The Parzen windows classification algorithm does not require any training phase; however, the lack of sparseness makes the test phase quite slow. Furthermore, although asymptotical convergence guarantees on the perfomance of Parzen windows classifiers exist , no such guarantees exist for finite sample sizes.
Parzen windows can be regarded as a generalization of k-nearest neighbor techniques. Rather than choosing the k nearest neighbors of a test point and labelling the test point with the weighted majority of its neighbors' votes, one can consider all points in the voting scheme and assign their weight by means of the kernel function. With Gaussian kernels, the weight decreases exponentially with the square of the distance, so far away points are practically irrelevant. The width \sigma of the Guassian determines the relative weighting of near and far points. Tuning this parameter controls the predictive power of the system. We have empirically optimized the value of \sigma.

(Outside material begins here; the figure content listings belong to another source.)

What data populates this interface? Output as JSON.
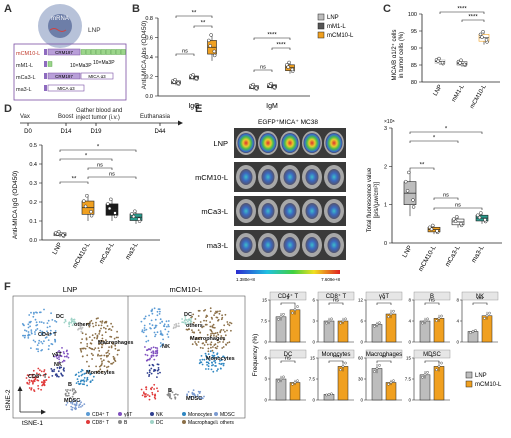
{
  "panel_letters": [
    "A",
    "B",
    "C",
    "D",
    "E",
    "F"
  ],
  "colors": {
    "lnp": "#bdbdbd",
    "mm1": "#555555",
    "mcm10": "#f0a020",
    "mca3": "#1a1a1a",
    "ma3": "#2a9d8f",
    "purple": "#7a4fa3",
    "green_box": "#7cc36c",
    "sig": "#000000"
  },
  "panelA": {
    "lnp_label": "LNP",
    "mrna_label": "mRNA",
    "rows": [
      {
        "name": "mCM10-L",
        "crm": "CRM197",
        "tag": "10×Ma3P"
      },
      {
        "name": "mM1-L",
        "crm": "",
        "tag": "10×Ma3P"
      },
      {
        "name": "mCa3-L",
        "crm": "CRM197",
        "tag": "MICA α3"
      },
      {
        "name": "ma3-L",
        "crm": "",
        "tag": "MICA α3"
      }
    ]
  },
  "panelB": {
    "ylabel": "Anti-MICA Abs (OD450)",
    "legend": [
      "LNP",
      "mM1-L",
      "mCM10-L"
    ],
    "groups": [
      "IgG",
      "IgM"
    ],
    "sig": [
      "**",
      "**",
      "ns",
      "****",
      "****",
      "ns"
    ],
    "ticks": [
      "0.0",
      "0.2",
      "0.4",
      "0.6",
      "0.8"
    ]
  },
  "chart_data": [
    {
      "type": "box",
      "panel": "B",
      "ylabel": "Anti-MICA Abs (OD450)",
      "ylim": [
        0,
        0.8
      ],
      "categories": [
        "IgG",
        "IgM"
      ],
      "series": [
        {
          "name": "LNP",
          "values": [
            0.14,
            0.09
          ]
        },
        {
          "name": "mM1-L",
          "values": [
            0.19,
            0.1
          ]
        },
        {
          "name": "mCM10-L",
          "values": [
            0.5,
            0.29
          ]
        }
      ]
    },
    {
      "type": "box",
      "panel": "C",
      "ylabel": "MICA/B α1/2+ cells in tumor cells (%)",
      "ylim": [
        80,
        100
      ],
      "categories": [
        "LNP",
        "mM1-L",
        "mCM10-L"
      ],
      "values": [
        86,
        85.5,
        93
      ]
    },
    {
      "type": "box",
      "panel": "D",
      "ylabel": "Anti-MICA IgG (OD450)",
      "ylim": [
        0,
        0.5
      ],
      "categories": [
        "LNP",
        "mCM10-L",
        "mCa3-L",
        "ma3-L"
      ],
      "values": [
        0.03,
        0.17,
        0.16,
        0.12
      ]
    },
    {
      "type": "box",
      "panel": "E",
      "ylabel": "Total fluorescence value [p/s/(μw/cm²)]",
      "ylim": [
        0,
        3
      ],
      "categories": [
        "LNP",
        "mCM10-L",
        "mCa3-L",
        "ma3-L"
      ],
      "values": [
        1.3,
        0.35,
        0.55,
        0.65
      ]
    },
    {
      "type": "bar",
      "panel": "F",
      "ylabel": "Frequency (%)",
      "categories": [
        "CD4⁺ T",
        "CD8⁺ T",
        "γδT",
        "B",
        "NK",
        "DC",
        "Monocytes",
        "Macrophages",
        "MDSC"
      ],
      "series": [
        {
          "name": "LNP",
          "values": [
            9,
            3,
            5,
            4,
            2,
            3,
            2,
            45,
            9
          ]
        },
        {
          "name": "mCM10-L",
          "values": [
            11.5,
            3,
            8,
            4.5,
            5,
            2.5,
            12,
            25,
            12
          ]
        }
      ]
    }
  ],
  "panelC": {
    "ylabel_line1": "MICA/B α1/2⁺ cells",
    "ylabel_line2": "in tumor cells (%)",
    "ticks": [
      "80",
      "85",
      "90",
      "95",
      "100"
    ],
    "xlabels": [
      "LNP",
      "mM1-L",
      "mCM10-L"
    ],
    "sig": [
      "****",
      "****"
    ]
  },
  "panelD": {
    "timeline": [
      "Vax",
      "Boost",
      "Gather blood and",
      "inject tumor (i.v.)",
      "Euthanasia"
    ],
    "days": [
      "D0",
      "D14",
      "D19",
      "D44"
    ],
    "ylabel": "Anti-MICA IgG (OD450)",
    "ticks": [
      "0.0",
      "0.1",
      "0.2",
      "0.3",
      "0.4",
      "0.5"
    ],
    "xlabels": [
      "LNP",
      "mCM10-L",
      "mCa3-L",
      "ma3-L"
    ],
    "sig": [
      "*",
      "*",
      "**",
      "ns",
      "ns"
    ]
  },
  "panelE": {
    "title": "EGFP⁺MICA⁺ MC38",
    "rows": [
      "LNP",
      "mCM10-L",
      "mCa3-L",
      "ma3-L"
    ],
    "scale_min": "1.380e+8",
    "scale_max": "7.609e+8",
    "ylabel_line1": "Total fluorescence value",
    "ylabel_line2": "[p/s/(μw/cm²)]",
    "exp": "×10⁸",
    "ticks": [
      "0",
      "1",
      "2",
      "3"
    ],
    "xlabels": [
      "LNP",
      "mCM10-L",
      "mCa3-L",
      "ma3-L"
    ],
    "sig": [
      "*",
      "*",
      "**",
      "ns",
      "ns"
    ]
  },
  "panelF": {
    "tsne_titles": [
      "LNP",
      "mCM10-L"
    ],
    "axis_x": "tSNE-1",
    "axis_y": "tSNE-2",
    "cluster_labels_left": [
      "CD4⁺ T",
      "γδT",
      "NK",
      "CD8⁺ T",
      "B",
      "MDSC",
      "Monocytes",
      "Macrophages",
      "DC",
      "others"
    ],
    "cluster_labels_right": [
      "DC",
      "others",
      "NK",
      "Macrophages",
      "Monocytes",
      "MDSC",
      "B"
    ],
    "legend": [
      "CD4⁺ T",
      "γδT",
      "NK",
      "Monocytes",
      "MDSC",
      "CD8⁺ T",
      "B",
      "DC",
      "Macrophages",
      "others"
    ],
    "ylabel": "Frequency (%)",
    "bar_titles": [
      "CD4⁺ T",
      "CD8⁺ T",
      "γδT",
      "B",
      "NK",
      "DC",
      "Monocytes",
      "Macrophages",
      "MDSC"
    ],
    "bar_sig": [
      "*",
      "ns",
      "*",
      "ns",
      "***",
      "ns",
      "***",
      "**",
      "*"
    ],
    "legend2": [
      "LNP",
      "mCM10-L"
    ]
  }
}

Fisher's linear discriminant is a classification method that projects high-dimensional data onto a line and performs classification in this one-dimensional space. The projection maximizes the distance between the means of the two classes while minimizing the variance within each class. This defines the Fisher criterion, which is maximized over all linear projections, w:
J(w) = (|m_1 - m_2 |^2) / (s_1^2 +s_2^2)where m represents a mean, s^2 represents a variance, and the subscripts denote the two classes. In signal theory, this criterion is also known as the signal-to-interference ratio. Maximizing this criterion yields a closed form solution that involves the inverse of a covariance-like matrix. This method has strong parallels to linear perceptrons. We learn the threshold by optimizing a cost function on the training set.